By default each process has its own CUDA virtual address space and
cannot see allocations made by another process. With an IPC-enabled
`DeviceMemoryResource` the parent allocates once, and the child
process maps that same physical GPU memory into its own address space
so both read and write the same bytes. The sample performs a
round-trip test:
1. Parent creates an IPC-enabled `DeviceMemoryResource` and allocates
a `Buffer`.
2. Parent fills the buffer with a known pattern.
3. Parent sends the `Buffer` to a child process through an
`multiprocessing.Queue`. cuda.core's pickle reducers re-create the
memory resource and map the buffer in the child.
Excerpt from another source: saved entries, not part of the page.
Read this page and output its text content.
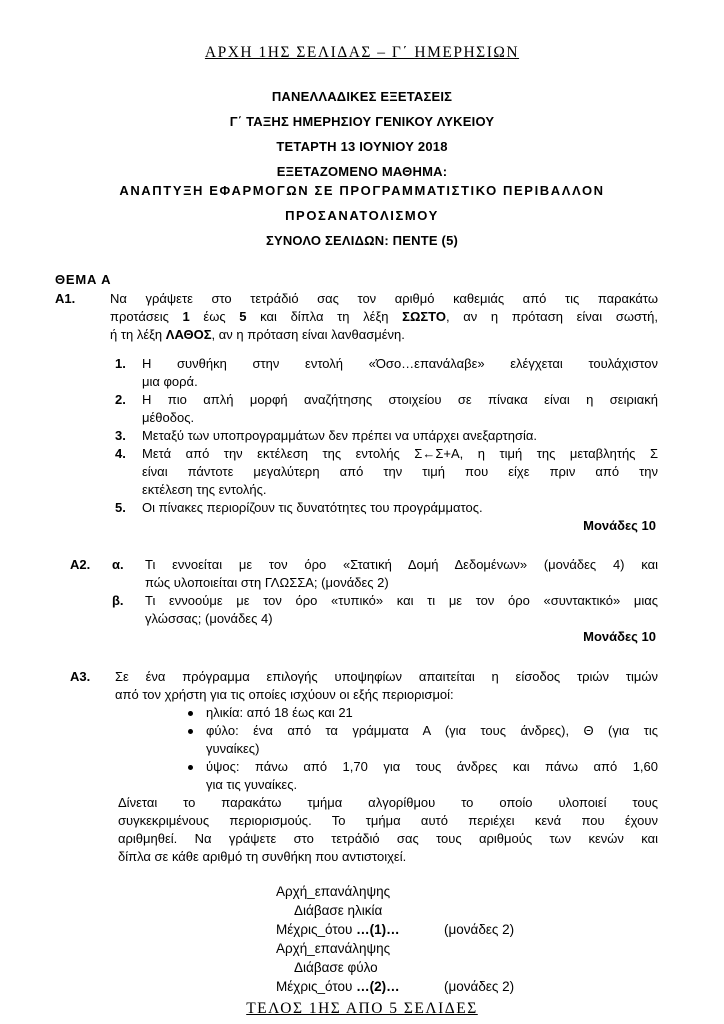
ΑΡΧΗ 1ΗΣ ΣΕΛΙΔΑΣ – Γ΄ ΗΜΕΡΗΣΙΩΝ
ΠΑΝΕΛΛΑΔΙΚΕΣ ΕΞΕΤΑΣΕΙΣ
Γ΄ ΤΑΞΗΣ ΗΜΕΡΗΣΙΟΥ ΓΕΝΙΚΟΥ ΛΥΚΕΙΟΥ
ΤΕΤΑΡΤΗ 13 ΙΟΥΝΙΟΥ 2018
ΕΞΕΤΑΖΟΜΕΝΟ ΜΑΘΗΜΑ:
ΑΝΑΠΤΥΞΗ ΕΦΑΡΜΟΓΩΝ ΣΕ ΠΡΟΓΡΑΜΜΑΤΙΣΤΙΚΟ ΠΕΡΙΒΑΛΛΟΝ
ΠΡΟΣΑΝΑΤΟΛΙΣΜΟΥ
ΣΥΝΟΛΟ ΣΕΛΙΔΩΝ: ΠΕΝΤΕ (5)
ΘΕΜΑ Α
Α1.	Να γράψετε στο τετράδιό σας τον αριθμό καθεμιάς από τις παρακάτω
προτάσεις 1 έως 5 και δίπλα τη λέξη ΣΩΣΤΟ, αν η πρόταση είναι σωστή,
ή τη λέξη ΛΑΘΟΣ, αν η πρόταση είναι λανθασμένη.
1. Η συνθήκη στην εντολή «Όσο…επανάλαβε» ελέγχεται τουλάχιστον
μια φορά.
2. Η πιο απλή μορφή αναζήτησης στοιχείου σε πίνακα είναι η σειριακή
μέθοδος.
3. Μεταξύ των υποπρογραμμάτων δεν πρέπει να υπάρχει ανεξαρτησία.
4. Μετά από την εκτέλεση της εντολής Σ←Σ+Α, η τιμή της μεταβλητής Σ
είναι πάντοτε μεγαλύτερη από την τιμή που είχε πριν από την
εκτέλεση της εντολής.
5. Οι πίνακες περιορίζουν τις δυνατότητες του προγράμματος.
Μονάδες 10
Α2. α. Τι εννοείται με τον όρο «Στατική Δομή Δεδομένων» (μονάδες 4) και
πώς υλοποιείται στη ΓΛΩΣΣΑ; (μονάδες 2)
β. Τι εννοούμε με τον όρο «τυπικό» και τι με τον όρο «συντακτικό» μιας
γλώσσας; (μονάδες 4)
Μονάδες 10
Α3. Σε ένα πρόγραμμα επιλογής υποψηφίων απαιτείται η είσοδος τριών τιμών
από τον χρήστη για τις οποίες ισχύουν οι εξής περιορισμοί:
ηλικία: από 18 έως και 21
φύλο: ένα από τα γράμματα Α (για τους άνδρες), Θ (για τις
γυναίκες)
ύψος: πάνω από 1,70 για τους άνδρες και πάνω από 1,60
για τις γυναίκες.
Δίνεται το παρακάτω τμήμα αλγορίθμου το οποίο υλοποιεί τους
συγκεκριμένους περιορισμούς. Το τμήμα αυτό περιέχει κενά που έχουν
αριθμηθεί. Να γράψετε στο τετράδιό σας τους αριθμούς των κενών και
δίπλα σε κάθε αριθμό τη συνθήκη που αντιστοιχεί.
Αρχή_επανάληψης
Διάβασε ηλικία
Μέχρις_ότου …(1)…	(μονάδες 2)
Αρχή_επανάληψης
Διάβασε φύλο
Μέχρις_ότου …(2)…	(μονάδες 2)
ΤΕΛΟΣ 1ΗΣ ΑΠΟ 5 ΣΕΛΙΔΕΣ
4. Child verifies the parent's pattern, writes a new pattern, and
signals completion.
5. Parent verifies the child's writes.
## What You'll Learn
- Enabling IPC on a `DeviceMemoryResource` with `ipc_enabled=True`
- Sending `Buffer` objects across process boundaries via `mp.Queue`
- How cuda.core's pickle reducers rebuild the MR and map the buffer
in the receiving process
- Why `multiprocessing` must use the `"spawn"` start method with CUDA
- Detecting IPC support at runtime (POSIX file-descriptor handle
type, memory-pool support, Linux-only)
## Key Libraries
- [`cuda.core`](https://nvidia.github.io/cuda-python/cuda-core/latest/) - IPC-enabled memory resources and buffer reducers
- `cupy` - zero-copy views over the shared device memory via DLPack
- `multiprocessing` - standard library process management
## Key APIs
### From `cuda.core`
- `DeviceMemoryResource(device, options=DeviceMemoryResourceOptions(ipc_enabled=True))` - create an IPC-enabled memory pool
- `DeviceMemoryResourceOptions(max_size=..., ipc_enabled=True)` - configure the underlying pool
- `mr.allocate(nbytes)` - allocate a `Buffer` from the IPC pool
- `Buffer.is_mapped` - True when the buffer is usable in the current process
- `Device.properties.memory_pools_supported` - runtime feature check
- `Device.properties.handle_type_posix_file_descriptor_supported` - runtime feature check
### From `cuda_samples_utils`
- `print_gpu_info()` - print device name and compute capability
## Requirements
### Hardware
- NVIDIA GPU with Compute Capability 7.0 or higher
- Device that supports CUDA memory pools and POSIX file-descriptor IPC handles (the sample detects and reports this at startup)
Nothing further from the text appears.